Selon lui, cette situation se répète dans de nombreux pays : « C’est la même chose avec Lula au Brésil. C’est une bonne chose qu’il se concentre sur les politiques sociales, mais en déboisant les forêts à long terme, il réduit l’emploi et détériore les conditions de vie à l’intérieur du pays. La déforestation entraîne également une diminution des précipitations.
Solutions possibles
« Ce n’est pas parce qu’il se met à pleuvoir que le problème est résolu », affirme Constanza Martínez. Quant à la mesure visant à réduire les taxes sur les entreprises d’embouteillage, elle la qualifie de myope. « La réduction des tarifs ne garantit pas que l’eau parviendra aux consommateurs à moindre coût. Les fûts d’eau ont déjà augmenté et nous verrons dans les prochaines semaines si le prix sera inférieur à celui que nous payions avant la crise », explique-t-elle.
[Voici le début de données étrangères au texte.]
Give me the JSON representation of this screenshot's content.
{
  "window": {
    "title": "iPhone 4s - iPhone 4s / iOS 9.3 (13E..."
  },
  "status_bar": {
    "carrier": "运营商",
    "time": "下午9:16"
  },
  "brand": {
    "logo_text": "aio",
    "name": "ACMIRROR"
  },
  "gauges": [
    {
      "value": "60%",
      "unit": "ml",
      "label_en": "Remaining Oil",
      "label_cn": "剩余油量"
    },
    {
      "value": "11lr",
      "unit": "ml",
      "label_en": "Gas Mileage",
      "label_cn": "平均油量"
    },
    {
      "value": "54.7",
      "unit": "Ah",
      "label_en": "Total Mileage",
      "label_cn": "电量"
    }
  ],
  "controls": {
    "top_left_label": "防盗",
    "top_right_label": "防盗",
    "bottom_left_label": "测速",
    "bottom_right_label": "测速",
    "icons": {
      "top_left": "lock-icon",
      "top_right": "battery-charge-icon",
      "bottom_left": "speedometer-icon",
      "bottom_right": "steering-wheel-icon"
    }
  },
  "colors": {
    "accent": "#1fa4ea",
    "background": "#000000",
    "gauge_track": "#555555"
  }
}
Interrogés sur les mesures possibles pour résoudre le problème, outre l’annulation des frais d’eau d’OSE au minimum, Constanza Martínez et Daniel Pena s’accordent sur plusieurs idées : un plan d’urgence pour assurer l’approvisionnement des hôpitaux, des écoles et des résidences ; une plus grande participation sociale dans la prise de décision ; des restrictions sur la consommation d’eau pour les gros consommateurs non résidentiels qui ne fournissent pas de services essentiels ; la réparation « immédiate » des canalisations et l’augmentation du personnel d’OSE ; l’ouverture des réservoirs d’eau privatisés non autorisés ; et l’interdiction de planter du soja ou de reboiser des espèces exotiques – telles que l’eucalyptus – pour le bois d’œuvre.
Gerónimo Olmando estime que « la gestion a été tardive » et demande « que les institutions s’assoient et décident de plans d’urgence, il s’agit d’exiger que le système politique s’assoie pour parler et donner une réponse de l’État ». Et il défend, avec colère, que le problème ne peut pas se répéter « dans un ou cinq ans ». « Nous devons prévenir cette situation et nous assurer que nous ne manquons pas d’eau douce », insiste-t-il.
« Nous devons rechercher des solutions profondes et structurelles et repenser le modèle de production », déclare M. Pena. Pour Constanza Martínez, « c’est aussi un moment clé pour sensibiliser les gens aux problèmes climatiques et aux conséquences qu’ils entraînent ».